Self-Portrait Through My Cracked Bedroom Door
Editorial Content Warning: This poem contains violent imagery and references to abuse.
There’s a hole in my bedroom door
from the time you slammed your fist through the panels
Splintered wood and
blood rivers streaming past your bony knuckles
Is that truly the same ichor coursing through my veins?
You said you’d fix the door
but this house has enough holes
To bear more resemblance to Swiss cheese
than a home
The bedroom walls sweat from your incendiary temper
my overgrown five-foot frame is glued to the twin size mattress
And melts through the floorboards
You inflict violence with a curl of your forked tongue,
ignite danger with a bottle on your lips
And raise hell with divine or demonic ambiguity—
it’s uncertain if I fear you
Or envy you
I stagger over broken promises,
vacant apologies
And indigo bruises
poisoning the lawn behind the white picket fence
Digging through rotten plants and depleted soil
On cross-hatched knees
Futility decorates my fractured fingernails
as I claw for a tunnel leading me out of
This burning house
but it seems as though
I’m already
on fire
I am haunted by my DNA
like father, like daughter
How do I suppress the paternal genome from taking root?
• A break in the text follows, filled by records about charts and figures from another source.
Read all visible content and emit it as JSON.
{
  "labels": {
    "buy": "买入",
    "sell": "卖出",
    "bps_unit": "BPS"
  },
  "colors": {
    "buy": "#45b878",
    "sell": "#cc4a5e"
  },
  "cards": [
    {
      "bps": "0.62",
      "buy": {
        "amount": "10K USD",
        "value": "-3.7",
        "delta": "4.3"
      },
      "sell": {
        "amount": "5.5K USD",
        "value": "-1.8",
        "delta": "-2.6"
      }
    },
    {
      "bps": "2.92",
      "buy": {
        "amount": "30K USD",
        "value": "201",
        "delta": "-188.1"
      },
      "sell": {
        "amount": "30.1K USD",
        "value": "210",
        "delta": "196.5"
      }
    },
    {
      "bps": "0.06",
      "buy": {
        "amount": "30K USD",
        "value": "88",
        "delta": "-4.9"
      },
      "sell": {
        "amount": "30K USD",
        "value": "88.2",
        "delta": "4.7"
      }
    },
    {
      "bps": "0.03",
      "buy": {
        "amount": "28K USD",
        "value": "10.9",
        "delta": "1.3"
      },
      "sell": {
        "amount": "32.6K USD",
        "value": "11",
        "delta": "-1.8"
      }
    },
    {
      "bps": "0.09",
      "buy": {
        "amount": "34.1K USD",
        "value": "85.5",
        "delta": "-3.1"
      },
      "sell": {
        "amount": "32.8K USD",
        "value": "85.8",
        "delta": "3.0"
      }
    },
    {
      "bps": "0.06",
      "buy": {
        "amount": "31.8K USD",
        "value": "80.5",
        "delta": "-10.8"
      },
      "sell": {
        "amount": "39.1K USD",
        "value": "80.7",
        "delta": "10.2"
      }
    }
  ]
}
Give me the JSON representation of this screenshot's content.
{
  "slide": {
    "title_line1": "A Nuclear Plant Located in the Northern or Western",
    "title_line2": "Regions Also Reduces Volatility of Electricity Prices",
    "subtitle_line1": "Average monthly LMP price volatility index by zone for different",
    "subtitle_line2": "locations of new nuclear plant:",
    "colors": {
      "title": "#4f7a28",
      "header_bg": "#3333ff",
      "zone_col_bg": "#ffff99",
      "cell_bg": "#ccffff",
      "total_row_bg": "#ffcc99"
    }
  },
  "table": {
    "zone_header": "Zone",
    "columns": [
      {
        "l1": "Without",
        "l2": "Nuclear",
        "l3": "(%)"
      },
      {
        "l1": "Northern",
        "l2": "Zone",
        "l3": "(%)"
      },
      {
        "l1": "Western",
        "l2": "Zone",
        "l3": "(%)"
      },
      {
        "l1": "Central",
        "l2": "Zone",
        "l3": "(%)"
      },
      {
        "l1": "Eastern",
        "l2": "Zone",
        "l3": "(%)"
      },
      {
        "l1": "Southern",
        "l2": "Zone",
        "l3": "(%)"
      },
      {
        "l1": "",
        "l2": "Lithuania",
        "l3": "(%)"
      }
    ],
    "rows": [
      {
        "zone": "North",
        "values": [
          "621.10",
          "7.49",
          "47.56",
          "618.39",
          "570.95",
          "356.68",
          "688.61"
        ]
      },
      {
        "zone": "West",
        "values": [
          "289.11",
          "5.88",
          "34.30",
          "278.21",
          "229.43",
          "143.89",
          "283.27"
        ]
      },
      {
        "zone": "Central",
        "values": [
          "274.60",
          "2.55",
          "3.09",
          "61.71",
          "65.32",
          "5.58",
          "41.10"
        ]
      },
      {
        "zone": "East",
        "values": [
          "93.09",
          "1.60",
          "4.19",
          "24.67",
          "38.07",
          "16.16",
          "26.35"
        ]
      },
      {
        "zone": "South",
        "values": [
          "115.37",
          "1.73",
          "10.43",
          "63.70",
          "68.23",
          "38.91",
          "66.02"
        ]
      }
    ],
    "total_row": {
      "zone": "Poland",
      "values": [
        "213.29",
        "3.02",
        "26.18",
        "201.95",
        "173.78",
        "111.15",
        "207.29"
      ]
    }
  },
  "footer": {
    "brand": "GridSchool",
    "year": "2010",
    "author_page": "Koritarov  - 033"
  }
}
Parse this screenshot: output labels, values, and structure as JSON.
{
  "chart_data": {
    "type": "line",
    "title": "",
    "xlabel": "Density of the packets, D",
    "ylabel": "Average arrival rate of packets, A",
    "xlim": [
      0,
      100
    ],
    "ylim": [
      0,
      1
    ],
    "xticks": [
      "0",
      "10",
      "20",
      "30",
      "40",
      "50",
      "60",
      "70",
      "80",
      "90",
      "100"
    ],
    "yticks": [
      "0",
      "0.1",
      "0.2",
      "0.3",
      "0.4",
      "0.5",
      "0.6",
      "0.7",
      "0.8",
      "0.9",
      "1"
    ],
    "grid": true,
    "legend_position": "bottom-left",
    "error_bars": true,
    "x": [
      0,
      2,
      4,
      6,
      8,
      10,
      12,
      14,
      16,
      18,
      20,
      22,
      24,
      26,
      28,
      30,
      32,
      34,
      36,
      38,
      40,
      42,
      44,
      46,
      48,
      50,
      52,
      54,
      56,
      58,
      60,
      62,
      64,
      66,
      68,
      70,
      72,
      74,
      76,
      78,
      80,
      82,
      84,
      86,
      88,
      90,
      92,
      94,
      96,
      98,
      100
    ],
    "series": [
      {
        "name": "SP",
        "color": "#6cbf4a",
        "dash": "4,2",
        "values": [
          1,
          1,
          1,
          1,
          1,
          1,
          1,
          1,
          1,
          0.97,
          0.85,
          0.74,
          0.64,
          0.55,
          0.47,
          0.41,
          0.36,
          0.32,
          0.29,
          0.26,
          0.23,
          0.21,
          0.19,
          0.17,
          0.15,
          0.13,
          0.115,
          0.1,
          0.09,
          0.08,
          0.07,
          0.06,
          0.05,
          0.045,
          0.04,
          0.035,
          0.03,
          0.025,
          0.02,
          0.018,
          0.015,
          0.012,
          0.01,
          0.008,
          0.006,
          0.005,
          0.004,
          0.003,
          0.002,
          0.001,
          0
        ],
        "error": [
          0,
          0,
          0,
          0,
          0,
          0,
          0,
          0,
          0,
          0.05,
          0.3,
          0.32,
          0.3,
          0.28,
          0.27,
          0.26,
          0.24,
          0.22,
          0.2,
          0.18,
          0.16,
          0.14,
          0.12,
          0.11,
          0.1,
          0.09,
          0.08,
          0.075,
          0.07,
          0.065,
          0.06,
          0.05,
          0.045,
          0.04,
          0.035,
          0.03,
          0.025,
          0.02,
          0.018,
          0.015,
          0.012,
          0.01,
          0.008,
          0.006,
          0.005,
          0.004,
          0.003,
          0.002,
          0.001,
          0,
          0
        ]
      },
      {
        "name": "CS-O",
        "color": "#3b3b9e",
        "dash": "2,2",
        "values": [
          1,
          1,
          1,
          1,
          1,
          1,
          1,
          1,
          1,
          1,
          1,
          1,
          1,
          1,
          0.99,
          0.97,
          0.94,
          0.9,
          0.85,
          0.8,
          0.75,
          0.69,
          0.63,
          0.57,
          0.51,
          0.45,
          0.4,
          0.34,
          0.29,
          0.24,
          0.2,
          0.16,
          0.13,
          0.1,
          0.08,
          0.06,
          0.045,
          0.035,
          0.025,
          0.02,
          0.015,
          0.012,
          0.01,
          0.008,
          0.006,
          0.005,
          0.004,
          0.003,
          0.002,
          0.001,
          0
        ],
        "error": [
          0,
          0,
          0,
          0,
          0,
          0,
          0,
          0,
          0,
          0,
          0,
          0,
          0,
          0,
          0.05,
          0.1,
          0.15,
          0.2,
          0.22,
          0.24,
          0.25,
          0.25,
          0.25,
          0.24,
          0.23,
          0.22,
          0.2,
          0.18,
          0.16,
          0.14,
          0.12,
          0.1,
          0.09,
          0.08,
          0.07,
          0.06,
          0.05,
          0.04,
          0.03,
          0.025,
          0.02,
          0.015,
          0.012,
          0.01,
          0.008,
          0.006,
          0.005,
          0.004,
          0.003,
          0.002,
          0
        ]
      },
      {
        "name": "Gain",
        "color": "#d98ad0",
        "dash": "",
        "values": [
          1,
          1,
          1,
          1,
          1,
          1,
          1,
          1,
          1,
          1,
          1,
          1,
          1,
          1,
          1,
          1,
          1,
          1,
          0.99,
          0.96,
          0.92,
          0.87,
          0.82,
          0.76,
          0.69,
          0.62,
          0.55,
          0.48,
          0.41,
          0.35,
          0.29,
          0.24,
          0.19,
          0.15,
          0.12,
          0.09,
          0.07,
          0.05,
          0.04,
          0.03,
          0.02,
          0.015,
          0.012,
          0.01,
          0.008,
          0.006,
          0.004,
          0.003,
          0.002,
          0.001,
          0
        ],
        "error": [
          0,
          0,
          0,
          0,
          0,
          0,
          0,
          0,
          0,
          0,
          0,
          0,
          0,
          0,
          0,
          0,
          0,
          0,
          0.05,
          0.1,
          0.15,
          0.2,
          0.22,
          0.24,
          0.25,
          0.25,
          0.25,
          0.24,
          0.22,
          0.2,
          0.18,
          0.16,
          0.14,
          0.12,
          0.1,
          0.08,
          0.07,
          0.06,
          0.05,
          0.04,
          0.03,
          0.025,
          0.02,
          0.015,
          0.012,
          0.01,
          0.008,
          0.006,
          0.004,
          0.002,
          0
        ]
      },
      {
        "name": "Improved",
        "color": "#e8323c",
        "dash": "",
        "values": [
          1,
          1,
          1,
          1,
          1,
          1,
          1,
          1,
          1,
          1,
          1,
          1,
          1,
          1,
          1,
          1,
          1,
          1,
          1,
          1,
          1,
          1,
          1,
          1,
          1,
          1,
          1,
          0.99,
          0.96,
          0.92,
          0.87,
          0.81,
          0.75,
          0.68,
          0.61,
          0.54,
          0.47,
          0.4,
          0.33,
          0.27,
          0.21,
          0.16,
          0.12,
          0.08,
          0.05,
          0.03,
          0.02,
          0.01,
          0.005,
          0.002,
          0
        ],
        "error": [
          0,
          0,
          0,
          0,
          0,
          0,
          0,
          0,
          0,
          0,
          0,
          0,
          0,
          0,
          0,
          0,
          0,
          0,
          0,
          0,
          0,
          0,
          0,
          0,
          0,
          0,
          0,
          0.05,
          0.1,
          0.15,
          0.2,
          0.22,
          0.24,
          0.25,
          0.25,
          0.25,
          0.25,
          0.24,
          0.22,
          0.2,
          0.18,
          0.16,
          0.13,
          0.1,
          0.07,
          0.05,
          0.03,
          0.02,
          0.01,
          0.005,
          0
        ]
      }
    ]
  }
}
more of your features usurp mine,
Marring my ghastly complexion
Now the bathroom sparkles with shattered mirror glass
and warm ichor sticks to my lacerated palm
I suppose it’s impossible to be me without weeds of you
I tiptoe around all the fractures littering the linoleum floor,
hallway hardwood
And bedroom carpet
as smoke billows out the window
Daddy, please tell me
how does one forgive and forget
when my bedroom door remains broken?